The screens displayed a shifting selection of perspectives on the house across the road, inside and out. Several weeks earlier, while the entire MacNeil family was attending Sunday services at the National Cathedral over in Washington, Huxley and Tucker had carried out a black bag job on the house across the way, salting the interior with tiny, voice-activated microphones, pinhole cameras, and solar-powered, fingernail-size transmitters, the equipment concealed in wood moldings, wall switches and light fixtures. While Drummond MacNeil seemed to possess the normal quotient of paranoia for someone in his business, there was no indication so far that he’d picked up on the fact he was being watched.
Huxley only hoped they would get a break soon. He’d been on the case nearly a year now, his punishment for an operation gone horribly wrong. At least, it felt like punishment. And so it should. People who’d trusted him had ended up dead, all because of that bastard across the road.
Mark Huxley hadn’t
even heard about the murder of Alexandra Kim Lee, the female double agent in Hong Kong, when he first began to suspect there was a deadly leak in the intelligence flow between London and Washington.

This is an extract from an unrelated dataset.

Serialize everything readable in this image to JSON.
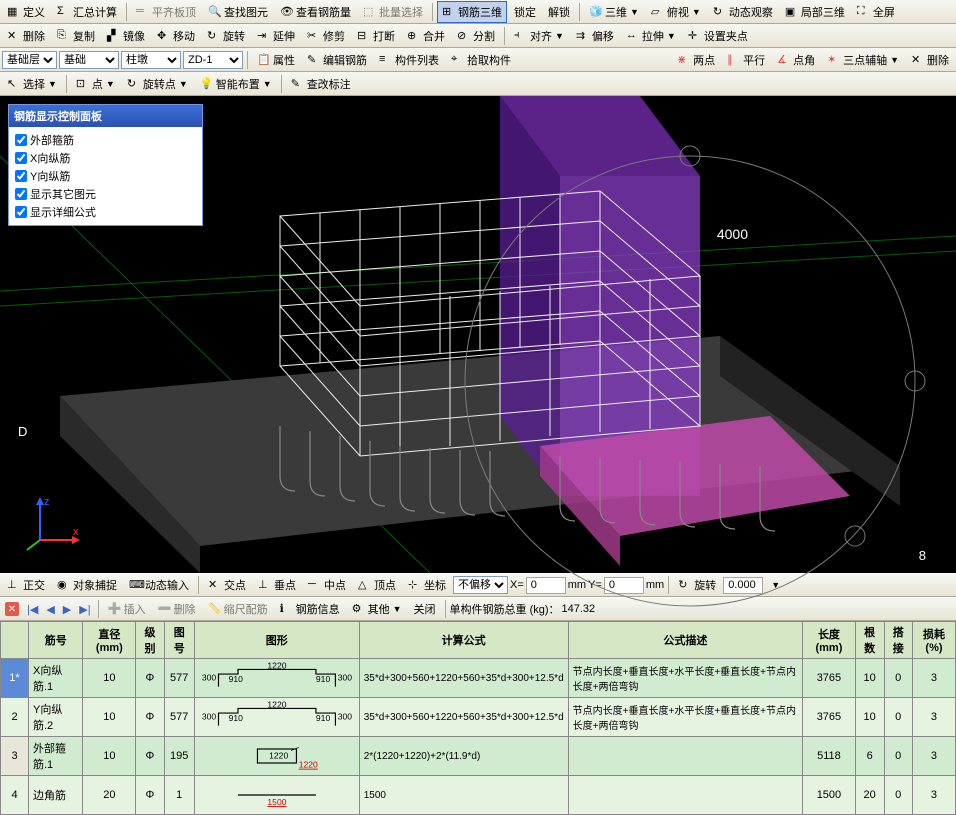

At the time, he’d been the newly appointed head of Middle East operations at MI-6 Headquarters overlooking the Thames River in London. Prior to taking up that job, he’d spent nearly a decade out in the field, running joes from Khartoum to Tehran to Cairo.
Of all the assets Huxley had ever recruited, Amina Habib was one of the most useful. He’d met the young Palestinian woman when she was a business major at the University of Cairo. Bright and hardworking, Amina had pragmatic views on Middle East politics, unlike many of her compatriots. Israel was a fact of life, she said. Her people could either figure out a way to coexist with the Jewish state or continue to sacrifice one generation after another in a war of attrition that couldn’t be won.
After her graduation, Huxley had lined her up with a very useful friend of his who ran a discreet and fairly specialized travel agency in Beirut, Lebanon. When Danny Mahmoud, owner of the agency, died of cancer a few years later, Huxley arranged MI-6 financing to allow Amina to buy the travel agency from Danny’s widow. Thereafter, Amina became a gold mine of information on the movements of the Palestinian and other Arab politicos whose names crossed her desk.
Eighteen months earlier, when she’d alerted Huxley to an unusually high number of older “students” suddenly booking flights to select cities on the American eastern seaboard, her worth as an asset had suddenly soared. Sir Roger Cambridge himself had briefed Drummond MacNeil, the CIA Station Chief in London, on the information they were receiving from their impeccable Beirut source.
Three weeks after that CIA briefing, Amina Habib’s body washed up on a beach under the Corniche, the popular promenade along Beirut’s Mediterranean coast. She was reported to have drowned accidentally during a weekend yachting excursion—except Huxley knew Amina was terrified of water. As a child, she’d been aboard an overloaded refugee boat that had capsized, claiming the life of her mother and two brothers. Amina herself had been saved by an uncle, but ever since, she’d always refused to set foot on a beach or boat. Huxley knew she would never willingly have gone onto anyone’s yacht.